The suggestion is that Aereo helped build momentum behind recent efforts to build TV-over-the-web services such as that planned by Dish, which will offer small packages than traditional services at lower prices, or CBS's new streaming service for subscribers who don't have cable or satellite.
But networks went to war against Aereo for taking their signals without permission or compensation, seeking injunctions to shut it down while its legality could be ascertained. Although they lost their initial court battles, their appeals eventually reached the Supreme Court. Aereo turned off its service in June, when the Court ruled that the service infringed on networks' copyright, rejecting the company's argument that the individual, remote antennas it rented each subscriber were equivalent to antennas consumers legally bought and used at home.
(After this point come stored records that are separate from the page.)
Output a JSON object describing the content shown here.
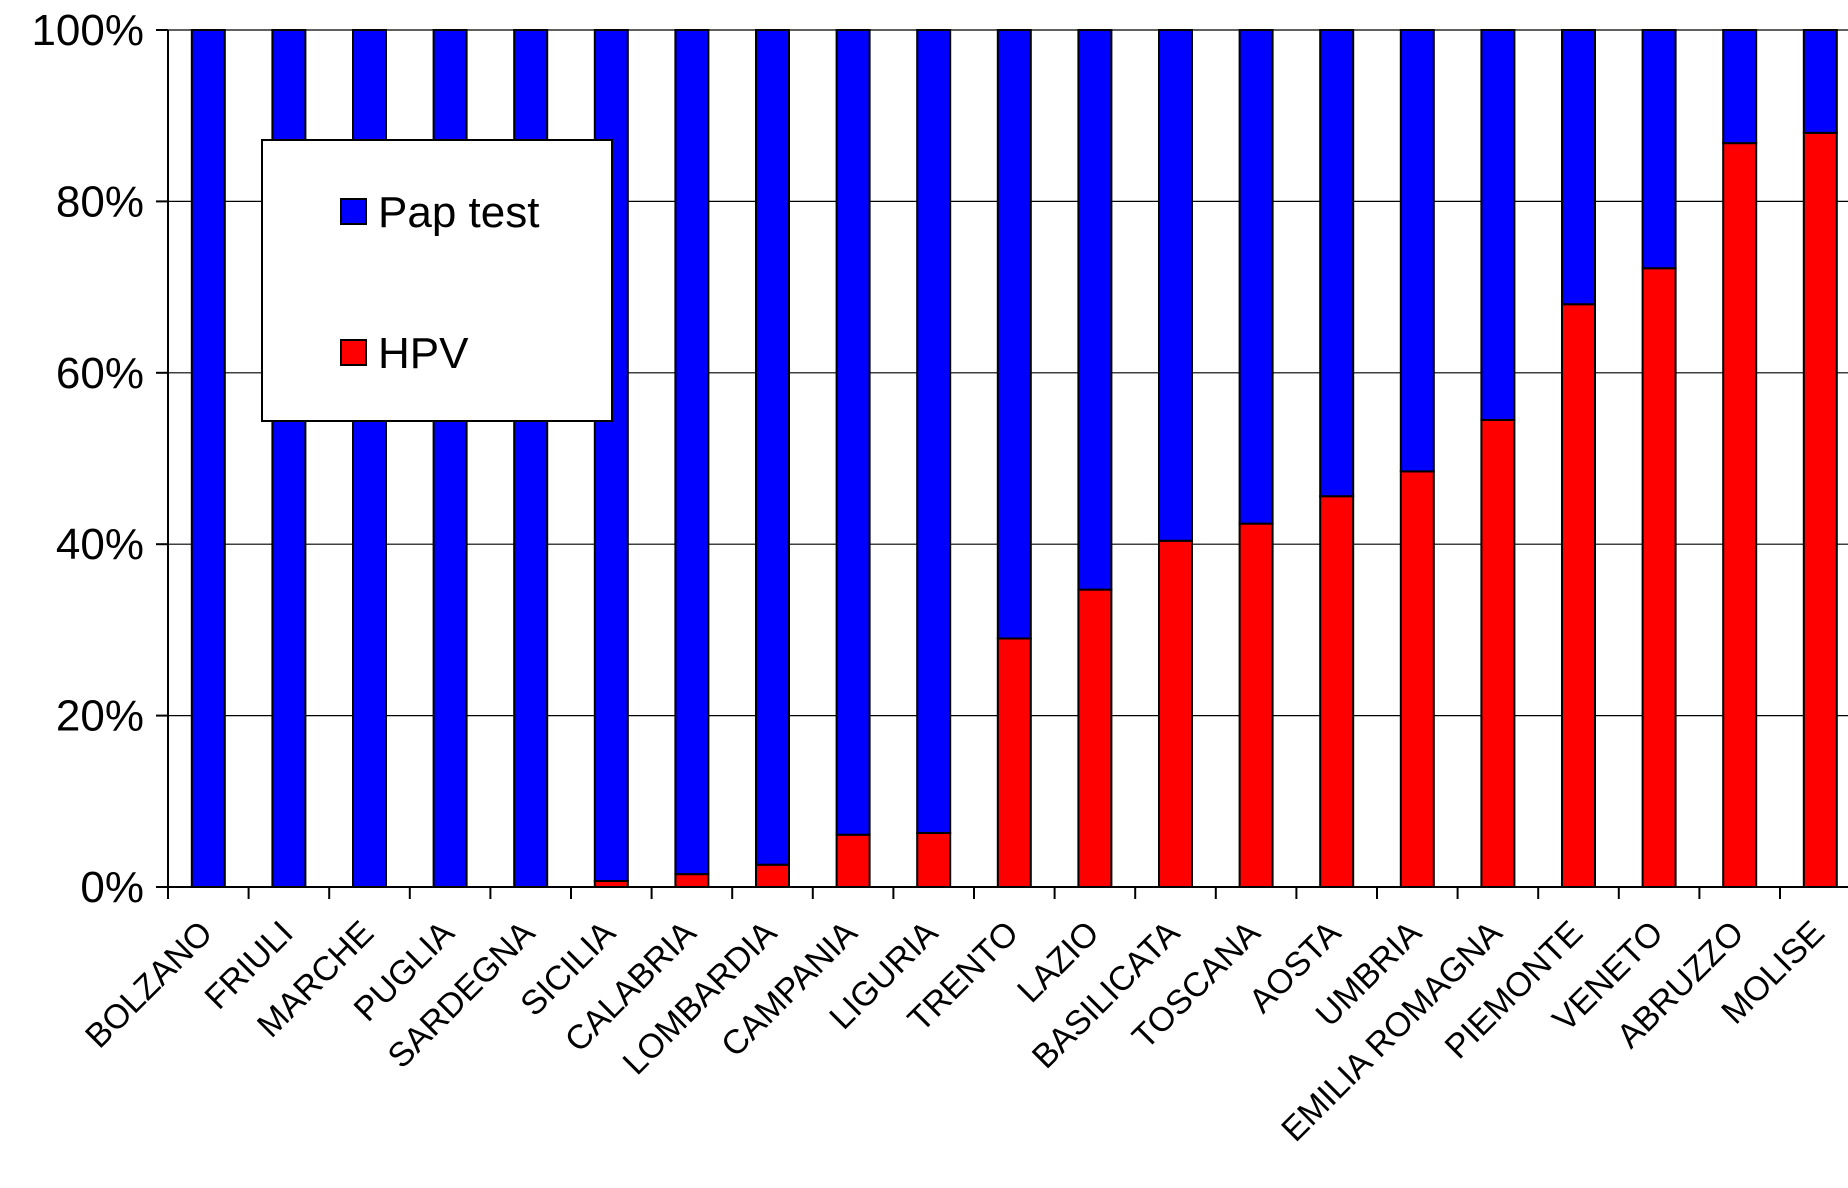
{
  "chart_data": {
    "type": "bar",
    "stacked": true,
    "percent": true,
    "categories": [
      "BOLZANO",
      "FRIULI",
      "MARCHE",
      "PUGLIA",
      "SARDEGNA",
      "SICILIA",
      "CALABRIA",
      "LOMBARDIA",
      "CAMPANIA",
      "LIGURIA",
      "TRENTO",
      "LAZIO",
      "BASILICATA",
      "TOSCANA",
      "AOSTA",
      "UMBRIA",
      "EMILIA ROMAGNA",
      "PIEMONTE",
      "VENETO",
      "ABRUZZO",
      "MOLISE"
    ],
    "series": [
      {
        "name": "HPV",
        "color": "#ff0000",
        "values": [
          0,
          0,
          0,
          0,
          0,
          0.7,
          1.5,
          2.6,
          6.1,
          6.3,
          29,
          34.7,
          40.4,
          42.4,
          45.6,
          48.5,
          54.5,
          68,
          72.2,
          86.8,
          88
        ]
      },
      {
        "name": "Pap test",
        "color": "#0000ff",
        "values": [
          100,
          100,
          100,
          100,
          100,
          99.3,
          98.5,
          97.4,
          93.9,
          93.7,
          71,
          65.3,
          59.6,
          57.6,
          54.4,
          51.5,
          45.5,
          32,
          27.8,
          13.2,
          12
        ]
      }
    ],
    "legend_order": [
      "Pap test",
      "HPV"
    ],
    "yticks": [
      "0%",
      "20%",
      "40%",
      "60%",
      "80%",
      "100%"
    ],
    "ylim": [
      0,
      100
    ],
    "grid": true,
    "legend_position": "top-left inside plot"
  }
}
Aereo looked for other ways to position its business, such as becoming a more traditional pay-TV company, one that negotiated for the right to networks' programming. But it was unable to get the license needed to transmit programs under copyright law.
Last month the Federal Communications Commission circulated a proposed rule change that would allow online video providers such as Aereo to distribute TV like cable services, helping consumers circumvent large packages of channels.
Mr. Kanojia called the action by FCC Chairman Tom Wheeler "an important step."
But any rule change was not coming soon enough. Earlier in the month, Aereo laid off a majority of its employees and shuttered its offices in New York and Boston.
"We feel incredibly lucky to have had the opportunity to build something as meaningful and special as Aereo," Mr. Kanojia wrote Friday. "With so many shifts and advances in technology, there has never been a more perfect time to take risks, challenge the status quo and build something special."